L'Ombre de la Mort

LE ROI.
Je ne sais que penser, que dire, qu’espérer,
Siégant dans ce pays au soleil chaleureux,
Entouré de ces gens d’exquise compagnie.
J’ai tout pour être heureux et, je crois, je le suis.
Oui, sans doute, je chante et souris à la vie,
Je danse cette joie où l’on aime à se perdre
Sans craindre d’y laisser quelque regret amer.
Jeune, j’ai bien vécu ; tout n’a pas été rose
Et même, disons-le, j’ai quelquefois souffert,
Mais cela m’a forgé, sculpté, taillé, pétri.
J’ai gravi des sommets que n’osent pas mirer
Le commun des mortels, même dans leurs doux rêves.
Porté par les deux bras de mon courage seul
À travers maints combats, maints échecs, maintes luttes,
Les cieux m’ont fait vainqueur, envers et contre tous.
Oui, je puis bien me dire, au nom de tout cela,
Que j’ai lieu d’être fier plus que quiconque, ici.
C’est une vérité que nul n’infirmerait,
Une évidence claire, une banalité…
Quel est donc ce désir qui sommeille en mon coeur
Et semble dénouer tout ce raisonnement ?
D’où peuvent provenir ces flammes de noirceur
Qui jaillissent du fond de mes blanches entrailles ?
Pourquoi fais-je toujours ce même cauchemar,
Où je me vois frapper, brûler, blesser, abattre,
Punir, tuer, meurtrir, noyer, décapiter,
Torturer, ravager, martyriser, détruire,
Démolir, immoler, sacrifier, occire,
Assassiner, pourfendre, achever, égorger
Tous ceux qui me sont chers et même tous les autres ?
Arrière, vil démon ! Tu n’as aucun pouvoir
Sur l’homme que je suis, élu parmi les hommes.

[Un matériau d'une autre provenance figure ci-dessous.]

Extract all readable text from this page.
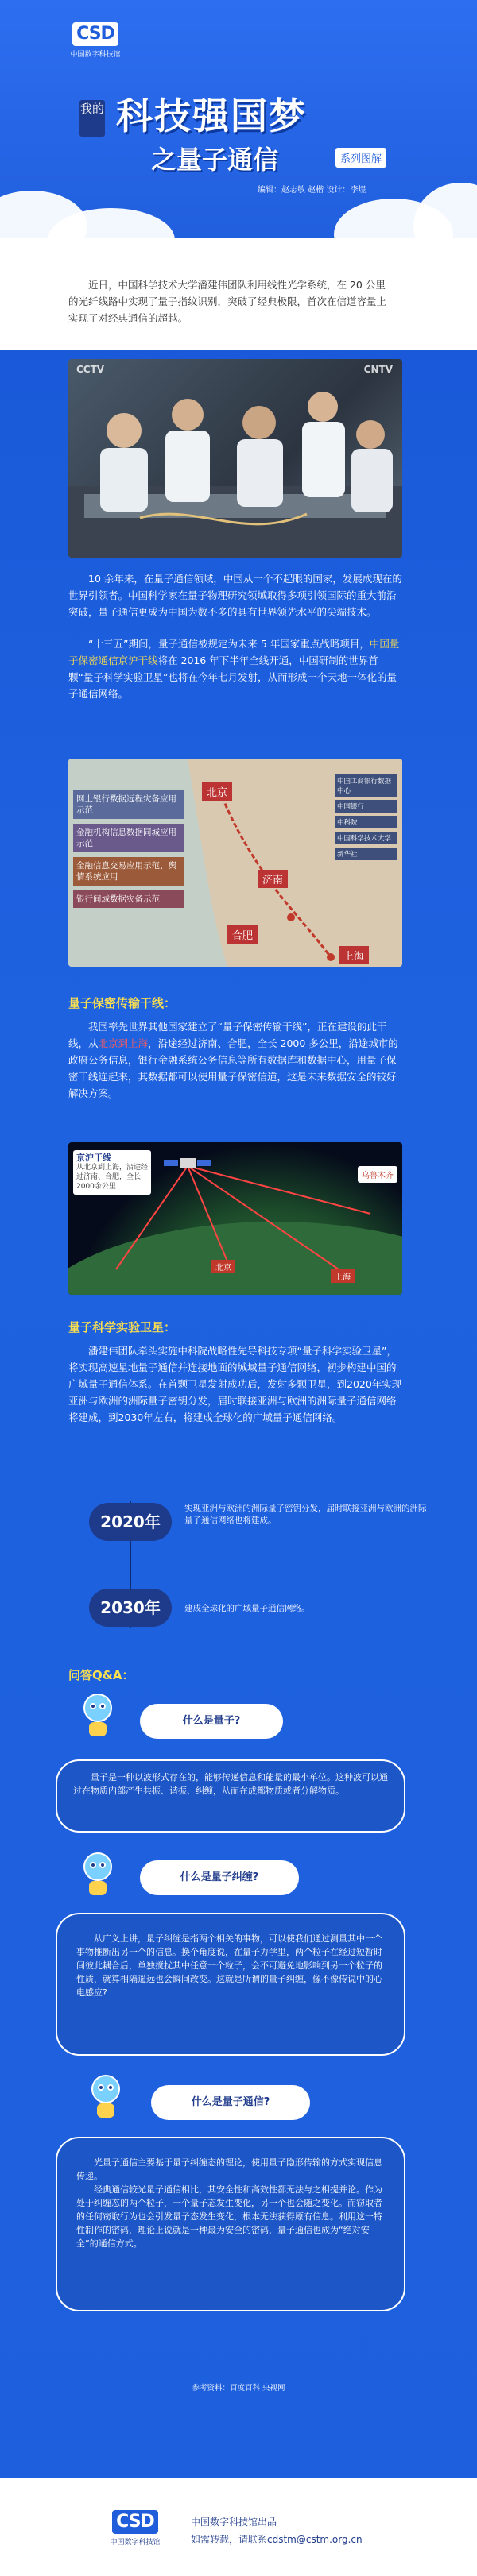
CSD
中国数字科技馆
我的 科技强国梦
之量子通信	系列图解
编辑：赵志敏 赵楷 设计：李煜

近日，中国科学技术大学潘建伟团队利用线性光学系统，在 20 公里的光纤线路中实现了量子指纹识别，突破了经典极限，首次在信道容量上实现了对经典通信的超越。

CCTV	CNTV

10 余年来，在量子通信领域，中国从一个不起眼的国家，发展成现在的世界引领者。中国科学家在量子物理研究领域取得多项引领国际的重大前沿突破，量子通信更成为中国为数不多的具有世界领先水平的尖端技术。

“十三五”期间，量子通信被规定为未来 5 年国家重点战略项目，中国量子保密通信京沪干线将在 2016 年下半年全线开通，中国研制的世界首颗“量子科学实验卫星”也将在今年七月发射，从而形成一个天地一体化的量子通信网络。

网上银行数据远程灾备应用示范
金融机构信息数据同城应用示范
金融信息交易应用示范、舆情系统应用
银行间域数据灾备示范
北京
济南
合肥
上海
中国工商银行数据中心
中国银行
中科院
中国科学技术大学
新华社
量子保密传输干线：

我国率先世界其他国家建立了“量子保密传输干线”，正在建设的此干线，从北京到上海，沿途经过济南、合肥，全长 2000 多公里，沿途城市的政府公务信息，银行金融系统公务信息等所有数据库和数据中心，用量子保密干线连起来，其数据都可以使用量子保密信道，这是未来数据安全的较好解决方案。

京沪干线
从北京到上海，沿途经过济南、合肥，全长2000余公里
乌鲁木齐
北京
上海
量子科学实验卫星：

潘建伟团队牵头实施中科院战略性先导科技专项“量子科学实验卫星”，将实现高速星地量子通信并连接地面的城域量子通信网络，初步构建中国的广域量子通信体系。在首颗卫星发射成功后，发射多颗卫星，到2020年实现亚洲与欧洲的洲际量子密钥分发，届时联接亚洲与欧洲的洲际量子通信网络将建成，到2030年左右，将建成全球化的广域量子通信网络。

2020年
实现亚洲与欧洲的洲际量子密钥分发，届时联接亚洲与欧洲的洲际量子通信网络也将建成。
2030年	建成全球化的广域量子通信网络。
问答Q&A：
什么是量子?

量子是一种以波形式存在的，能够传递信息和能量的最小单位。这种波可以通过在物质内部产生共振、谐振、纠缠，从而在成都物质或者分解物质。

什么是量子纠缠?

从广义上讲，量子纠缠是指两个相关的事物，可以使我们通过测量其中一个事物推断出另一个的信息。换个角度说，在量子力学里，两个粒子在经过短暂时间彼此耦合后，单独搅扰其中任意一个粒子，会不可避免地影响到另一个粒子的性质，就算相隔遥远也会瞬间改变。这就是所谓的量子纠缠，像不像传说中的心电感应?

什么是量子通信?

光量子通信主要基于量子纠缠态的理论，使用量子隐形传输的方式实现信息传递。

经典通信较光量子通信相比，其安全性和高效性都无法与之相提并论。作为处于纠缠态的两个粒子，一个量子态发生变化，另一个也会随之变化。而窃取者的任何窃取行为也会引发量子态发生变化，根本无法获得原有信息。利用这一特性制作的密码，理论上说就是一种最为安全的密码，量子通信也成为“绝对安全”的通信方式。

参考资料：百度百科 央视网
CSD
中国数字科技馆
中国数字科技馆出品
如需转载，请联系cdstm@cstm.org.cn
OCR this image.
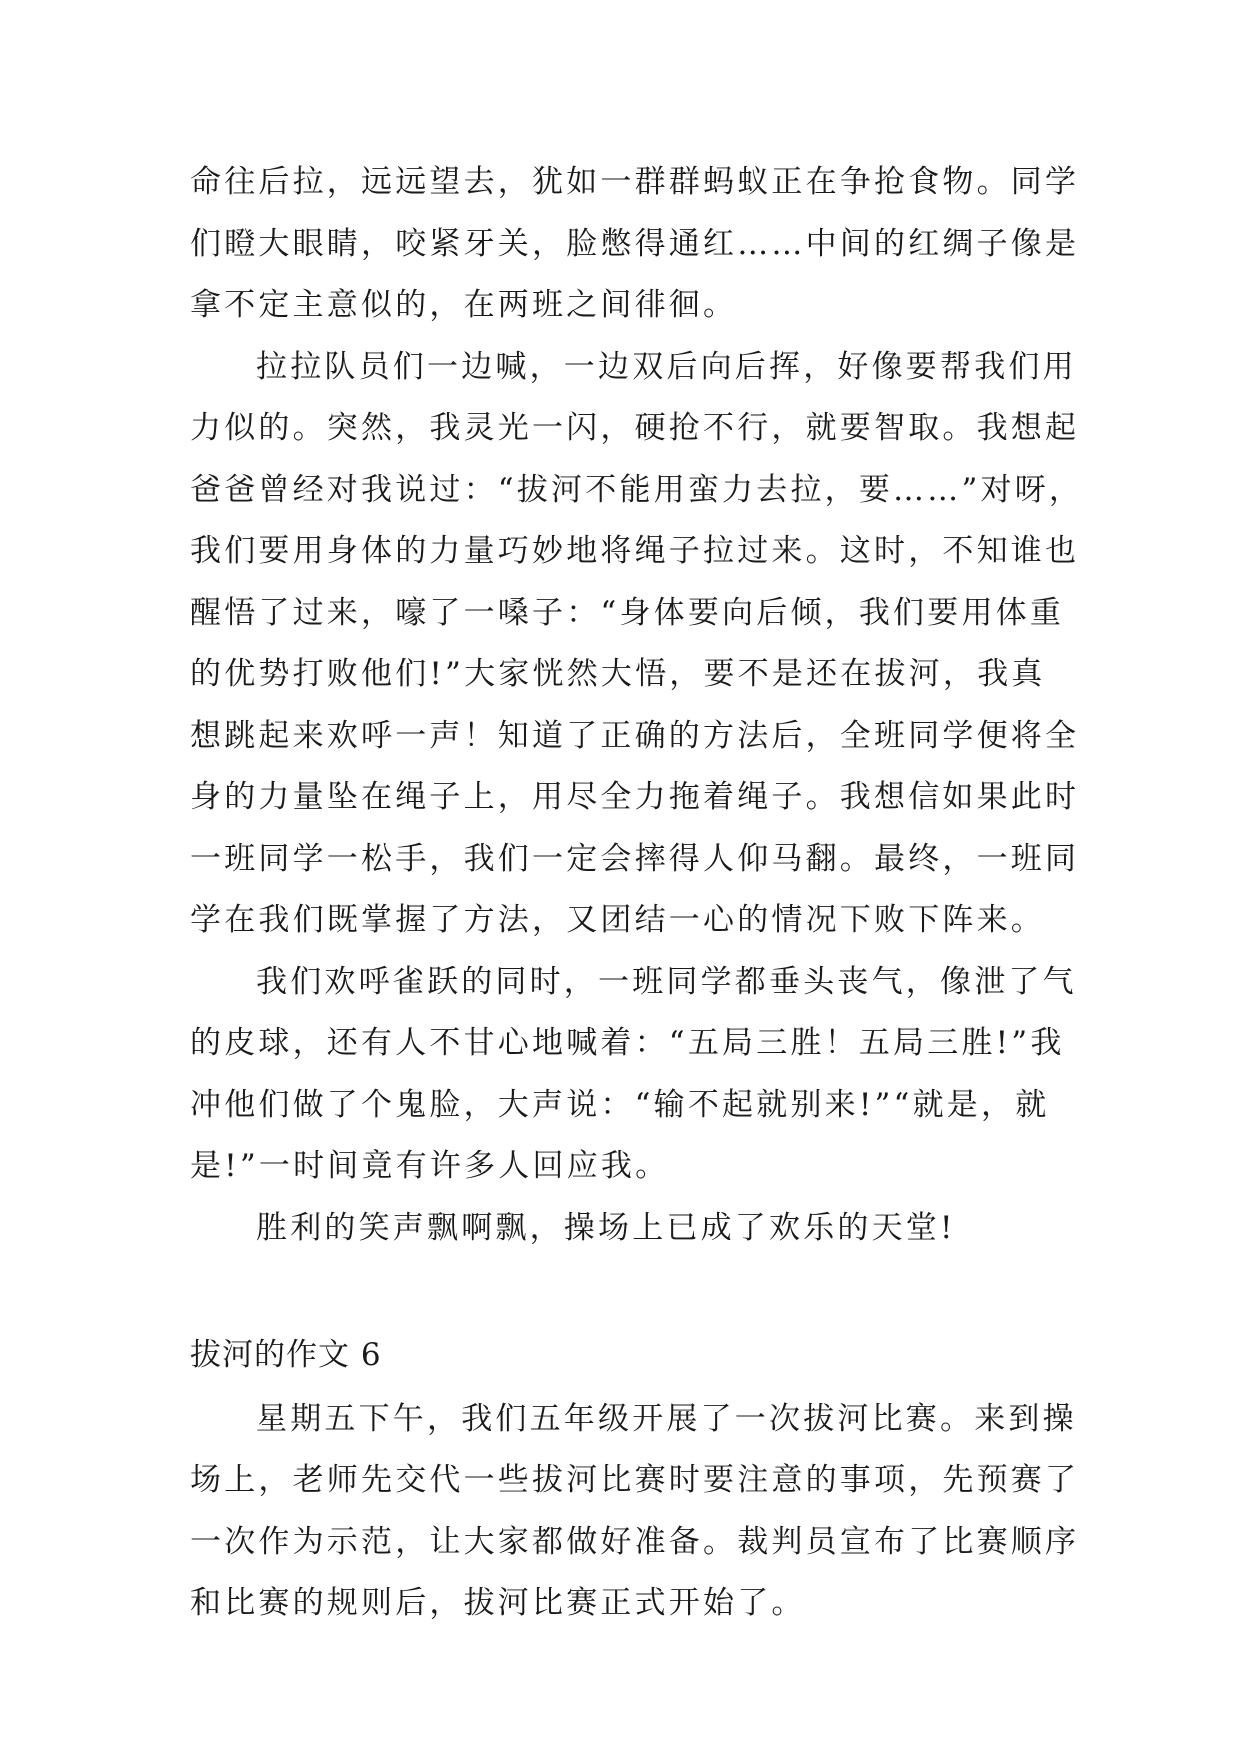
命往后拉，远远望去，犹如一群群蚂蚁正在争抢食物。同学
们瞪大眼睛，咬紧牙关，脸憋得通红……中间的红绸子像是
拿不定主意似的，在两班之间徘徊。
拉拉队员们一边喊，一边双后向后挥，好像要帮我们用
力似的。突然，我灵光一闪，硬抢不行，就要智取。我想起
爸爸曾经对我说过：“拔河不能用蛮力去拉，要……”对呀，
我们要用身体的力量巧妙地将绳子拉过来。这时，不知谁也
醒悟了过来，嚎了一嗓子：“身体要向后倾，我们要用体重
的优势打败他们!”大家恍然大悟，要不是还在拔河，我真
想跳起来欢呼一声！知道了正确的方法后，全班同学便将全
身的力量坠在绳子上，用尽全力拖着绳子。我想信如果此时
一班同学一松手，我们一定会摔得人仰马翻。最终，一班同
学在我们既掌握了方法，又团结一心的情况下败下阵来。
我们欢呼雀跃的同时，一班同学都垂头丧气，像泄了气
的皮球，还有人不甘心地喊着：“五局三胜！五局三胜!”我
冲他们做了个鬼脸，大声说：“输不起就别来!”“就是，就
是!”一时间竟有许多人回应我。
胜利的笑声飘啊飘，操场上已成了欢乐的天堂!
拔河的作文 6
星期五下午，我们五年级开展了一次拔河比赛。来到操
场上，老师先交代一些拔河比赛时要注意的事项，先预赛了
一次作为示范，让大家都做好准备。裁判员宣布了比赛顺序
和比赛的规则后，拔河比赛正式开始了。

Je chasserai ton ombre aussi loin qu’il le faut,
Hors de mon beau royaume, aux confins de ce monde !
Oui, je ris de ton piège infâme et vicieux ;
Je ne ploierai jamais sous ta coupe perverse.
Jamais, au grand jamais, tu ne me soumettras.
Je ne sais que penser, que dire, qu’espérer,
Mais je sens que la Mort, cette hyène putride,
Attend que je lui serve un amas de cadavres
Haut comme une montagne, et je sens avec peine
Que j’aurai grande joie à le lui préparer.